LLM-Driven Adaptive 6G-Ready Wireless Body Area Networks: Survey and Framework
It addresses the need for adaptive, energy-efficient, and quantum-resistant WBANs for medical monitoring, but is incremental as it builds on existing technologies with a new control mechanism.
This paper tackles the challenge of integrating 6G, post-quantum cryptography, and energy harvesting into adaptive Wireless Body Area Networks (WBANs) by proposing a novel Large Language Model-driven framework that coordinates routing, security, and energy management in real time to enable ultra-reliable, secure, and self-optimizing systems for mobile health applications.

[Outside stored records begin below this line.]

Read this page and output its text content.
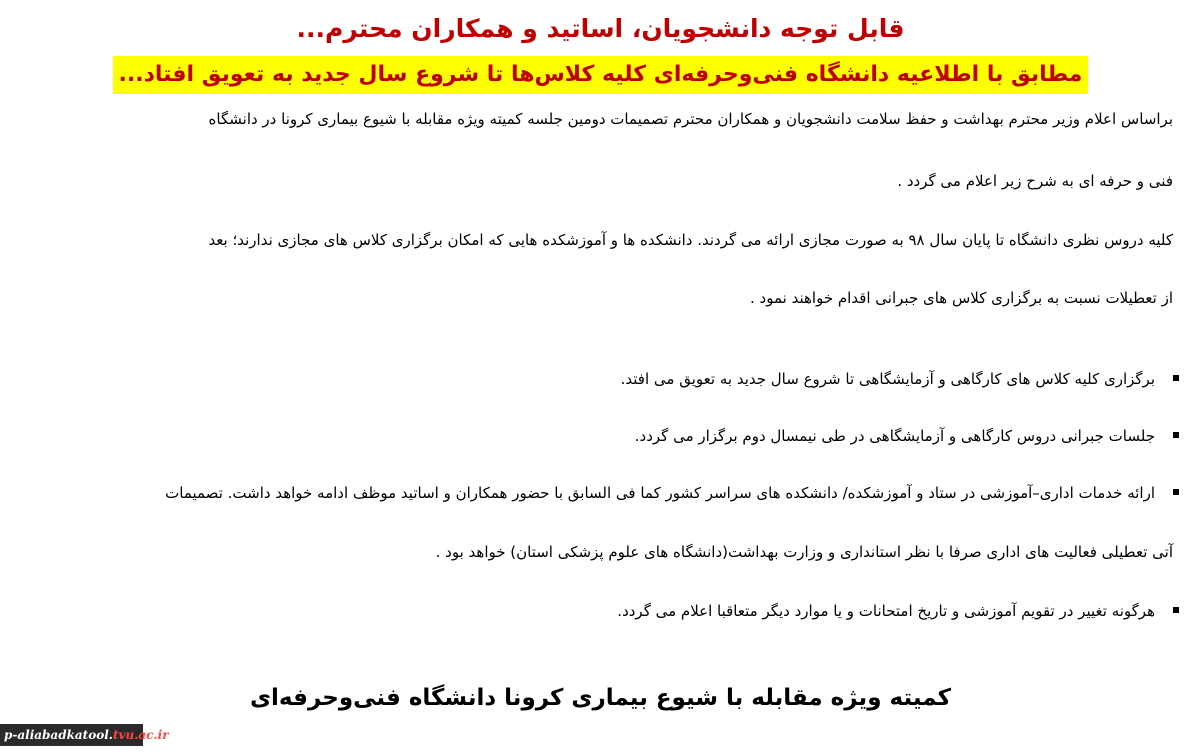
قابل توجه دانشجویان، اساتید و همکاران محترم...
مطابق با اطلاعیه دانشگاه فنی‌وحرفه‌ای کلیه کلاس‌ها تا شروع سال جدید به تعویق افتاد...
براساس اعلام وزیر محترم بهداشت و حفظ سلامت دانشجویان و همکاران محترم تصمیمات دومین جلسه کمیته ویژه مقابله با شیوع بیماری کرونا در دانشگاه
فنی و حرفه ای به شرح زیر اعلام می گردد .
کلیه دروس نظری دانشگاه تا پایان سال ۹۸ به صورت مجازی ارائه می گردند. دانشکده ها و آموزشکده هایی که امکان برگزاری کلاس های مجازی ندارند؛ بعد
از تعطیلات نسبت به برگزاری کلاس های جبرانی اقدام خواهند نمود .
برگزاری کلیه کلاس های کارگاهی و آزمایشگاهی تا شروع سال جدید به تعویق می افتد.
جلسات جبرانی دروس کارگاهی و آزمایشگاهی در طی نیمسال دوم برگزار می گردد.
ارائه خدمات اداری–آموزشی در ستاد و آموزشکده/ دانشکده های سراسر کشور کما فی السابق با حضور همکاران و اساتید موظف ادامه خواهد داشت. تصمیمات
آتی تعطیلی فعالیت های اداری صرفا با نظر استانداری و وزارت بهداشت(دانشگاه های علوم پزشکی استان) خواهد بود .
هرگونه تغییر در تقویم آموزشی و تاریخ امتحانات و یا موارد دیگر متعاقبا اعلام می گردد.
کمیته ویژه مقابله با شیوع بیماری کرونا دانشگاه فنی‌وحرفه‌ای
p-aliabadkatool.tvu.ac.ir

Wireless Body Area Networks (WBANs) enable continuous monitoring of physiological signals for applications ranging from chronic disease management to emergency response. Recent advances in 6G communications, post-quantum cryptography, and energy harvesting have the potential to enhance WBAN performance. However, integrating these technologies into a unified, adaptive system remains a challenge. This paper surveys some of the most well-known Wireless Body Area Network (WBAN) architectures, routing strategies, and security mechanisms, identifying key gaps in adaptability, energy efficiency, and quantum-resistant security. We propose a novel Large Language Model-driven adaptive WBAN framework in which a Large Language Model acts as a cognitive control plane, coordinating routing, physical layer selection, micro-energy harvesting, and post-quantum security in real time. Our review highlights the limitations of current heuristic-based designs and outlines a research agenda for resource-constrained, 6G-ready medical systems. This approach aims to enable ultra-reliable, secure, and self-optimizing WBANs for next-generation mobile health applications.